Perilaku Temper Tantrum
Berdasarkan hasil penelitian di atas diketahui bahwa anak usia
prasekolah di TK Pertiwi yang mengalami perilaku temper tantrum tinggi sebanyak 3 anak (8,3%), perilaku temper tantrum sedang sebanyak 28 anak (77,7%), dan perilaku temper tantrum rendah sebanyak 5 anak (14%).
Menurut Riana Mashar (2011), Temper tantrum adalah suatu letupan
kemarahan anak yang sering terjadi pada saat anak menunjukkan sikap negativistik atau penolakan. Perilaku
ini sering diikuti dengan tingkah seperti menangis dengan keras,
berguling-guling dilantai, menjerit, melempar barang, memukul-mukul, menendang,
dan berbagai kegiatan.
Menurut Shaefer & Millman,
(dalam Hildayani, 2007) perilaku temper
tantrum yang ditunjukkan seorang anak dapat muncul dalam bentuk yang
bermacam-macam, diantaranya adalah perilaku berteriak, memecahkan benda-benda,
atau bergulingan di lantai. Beberapa anak bahkan dapat menyakiti diri sendiri
(memukul kepalanya) atau mencoba menyakiti siapapun yang datang mendekatinya.
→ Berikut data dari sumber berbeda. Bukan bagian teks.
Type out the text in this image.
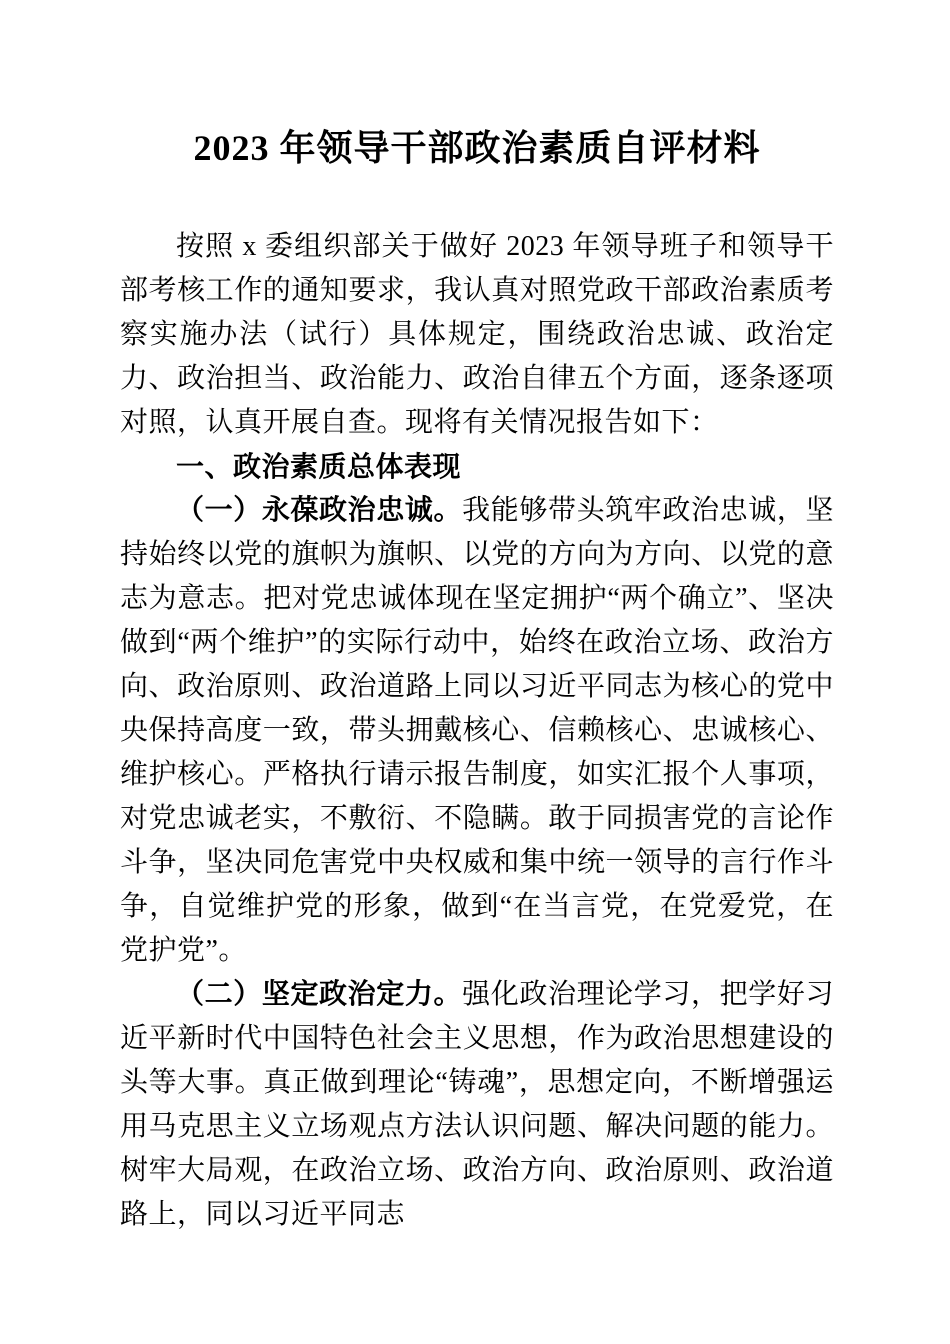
2023 年领导干部政治素质自评材料

按照 x 委组织部关于做好 2023 年领导班子和领导干部考核工作的通知要求，我认真对照党政干部政治素质考察实施办法（试行）具体规定，围绕政治忠诚、政治定力、政治担当、政治能力、政治自律五个方面，逐条逐项对照，认真开展自查。现将有关情况报告如下：

一、政治素质总体表现

（一）永葆政治忠诚。我能够带头筑牢政治忠诚，坚持始终以党的旗帜为旗帜、以党的方向为方向、以党的意志为意志。把对党忠诚体现在坚定拥护“两个确立”、坚决做到“两个维护”的实际行动中，始终在政治立场、政治方向、政治原则、政治道路上同以习近平同志为核心的党中央保持高度一致，带头拥戴核心、信赖核心、忠诚核心、维护核心。严格执行请示报告制度，如实汇报个人事项，对党忠诚老实，不敷衍、不隐瞒。敢于同损害党的言论作斗争，坚决同危害党中央权威和集中统一领导的言行作斗争，自觉维护党的形象，做到“在当言党，在党爱党，在党护党”。

（二）坚定政治定力。强化政治理论学习，把学好习近平新时代中国特色社会主义思想，作为政治思想建设的头等大事。真正做到理论“铸魂”，思想定向，不断增强运用马克思主义立场观点方法认识问题、解决问题的能力。树牢大局观，在政治立场、政治方向、政治原则、政治道路上，同以习近平同志
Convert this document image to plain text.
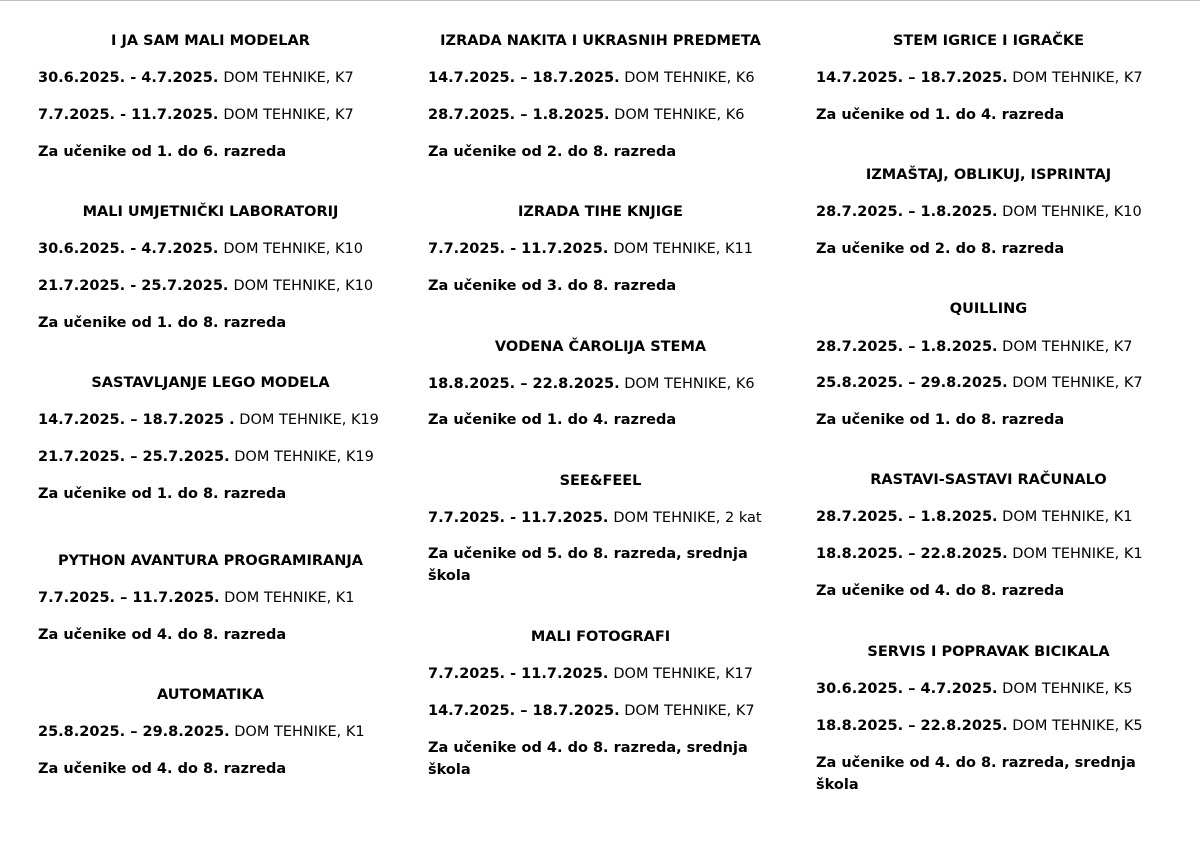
I JA SAM MALI MODELAR
30.6.2025. - 4.7.2025. DOM TEHNIKE, K7
7.7.2025. - 11.7.2025. DOM TEHNIKE, K7
Za učenike od 1. do 6. razreda
MALI UMJETNIČKI LABORATORIJ
30.6.2025. - 4.7.2025. DOM TEHNIKE, K10
21.7.2025. - 25.7.2025. DOM TEHNIKE, K10
Za učenike od 1. do 8. razreda
SASTAVLJANJE LEGO MODELA
14.7.2025. – 18.7.2025 . DOM TEHNIKE, K19
21.7.2025. – 25.7.2025. DOM TEHNIKE, K19
Za učenike od 1. do 8. razreda
PYTHON AVANTURA PROGRAMIRANJA
7.7.2025. – 11.7.2025. DOM TEHNIKE, K1
Za učenike od 4. do 8. razreda
AUTOMATIKA
25.8.2025. – 29.8.2025. DOM TEHNIKE, K1
Za učenike od 4. do 8. razreda
IZRADA NAKITA I UKRASNIH PREDMETA
14.7.2025. – 18.7.2025. DOM TEHNIKE, K6
28.7.2025. – 1.8.2025. DOM TEHNIKE, K6
Za učenike od 2. do 8. razreda
IZRADA TIHE KNJIGE
7.7.2025. - 11.7.2025. DOM TEHNIKE, K11
Za učenike od 3. do 8. razreda
VODENA ČAROLIJA STEMA
18.8.2025. – 22.8.2025. DOM TEHNIKE, K6
Za učenike od 1. do 4. razreda
SEE&FEEL
7.7.2025. - 11.7.2025. DOM TEHNIKE, 2 kat
Za učenike od 5. do 8. razreda, srednja škola
MALI FOTOGRAFI
7.7.2025. - 11.7.2025. DOM TEHNIKE, K17
14.7.2025. – 18.7.2025. DOM TEHNIKE, K7
Za učenike od 4. do 8. razreda, srednja škola
STEM IGRICE I IGRAČKE
14.7.2025. – 18.7.2025. DOM TEHNIKE, K7
Za učenike od 1. do 4. razreda
IZMAŠTAJ, OBLIKUJ, ISPRINTAJ
28.7.2025. – 1.8.2025. DOM TEHNIKE, K10
Za učenike od 2. do 8. razreda
QUILLING
28.7.2025. – 1.8.2025. DOM TEHNIKE, K7
25.8.2025. – 29.8.2025. DOM TEHNIKE, K7
Za učenike od 1. do 8. razreda
RASTAVI-SASTAVI RAČUNALO
28.7.2025. – 1.8.2025. DOM TEHNIKE, K1
18.8.2025. – 22.8.2025. DOM TEHNIKE, K1
Za učenike od 4. do 8. razreda
SERVIS I POPRAVAK BICIKALA
30.6.2025. – 4.7.2025. DOM TEHNIKE, K5
18.8.2025. – 22.8.2025. DOM TEHNIKE, K5
Za učenike od 4. do 8. razreda, srednja škola
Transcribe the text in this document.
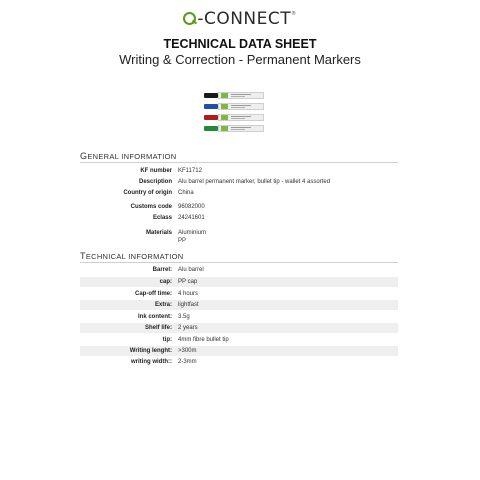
-CONNECT®
TECHNICAL DATA SHEET
Writing & Correction - Permanent Markers
GENERAL INFORMATION
KF number KF11712
Description Alu barrel permanent marker, bullet tip - wallet 4 assorted
Country of origin China
Customs code 96082000
Eclass 24241601
Materials Aluminium
PP
TECHNICAL INFORMATION
Barrel: Alu barrel
cap: PP cap
Cap-off time: 4 hours
Extra: lightfast
Ink content: 3.5g
Shelf life: 2 years
tip: 4mm fibre bullet tip
Writing lenght: >300m
writing width:: 2-3mm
Pada titik yang ekstrim seorang anak dapat menunjukkan perilaku temper tantrum
dengan menahan napas mereka selama beberapa saat.
Berdasarkan dari hasil
penelitian, rata-rata anak prasekolah di TK Pertiwi berperilaku temper tantrum sedang. Ibu mereka
menyatakan bahwa sebagian besar anak mereka merengek bila menginginkan sesuatu
dan merengek terus-menerus saat keinginannya tidak terpenuhi, anak mereka
rata-rata juga pernah menjerit-jerit saat sedang marah dan akan meminta pulang
jika ia bosan saat berada di tempat baru, serta memarahi teman yang merebut
mainannya.
Hal ini sesuai dengan pendapat
Riana Mashar (2011) bahwa Temper tantrum
adalah suatu letupan kemarahan anak yang sering terjadi pada saat anak
menunjukkan sikap negativistik atau
penolakan. Perilaku ini sering diikuti dengan tingkah seperti menangis dengan
keras, berguling-guling dilantai, menjerit, melempar barang, memukul-mukul,
menendang, dan berbagai kegiatan lainnya.
2.
Analisa Bivariat
a.
Hubungan
Kualitas Bounding Attachment Terhadap
Perilaku Temper Tantrum Pada Anak
Usia Prasekolah di TK Pertiwi
Hasil
penelitian menunjukkan bahwa dari 36 responden, anak usia prasekolah yang memiliki
kualitas bounding attachment baik dan berperilaku temper tantrum tinggi tidak ada (0%),
sedangkan yang berperilaku temper tantrum sedang sebanyak 4 anak (11%), dan yang berperilaku temper tantrum rendah sebanyak 3 anak (8,3%).
Hasil
penelitian dengan uji spearman rank
didapatkan hasil nilai signifikansi 0,023.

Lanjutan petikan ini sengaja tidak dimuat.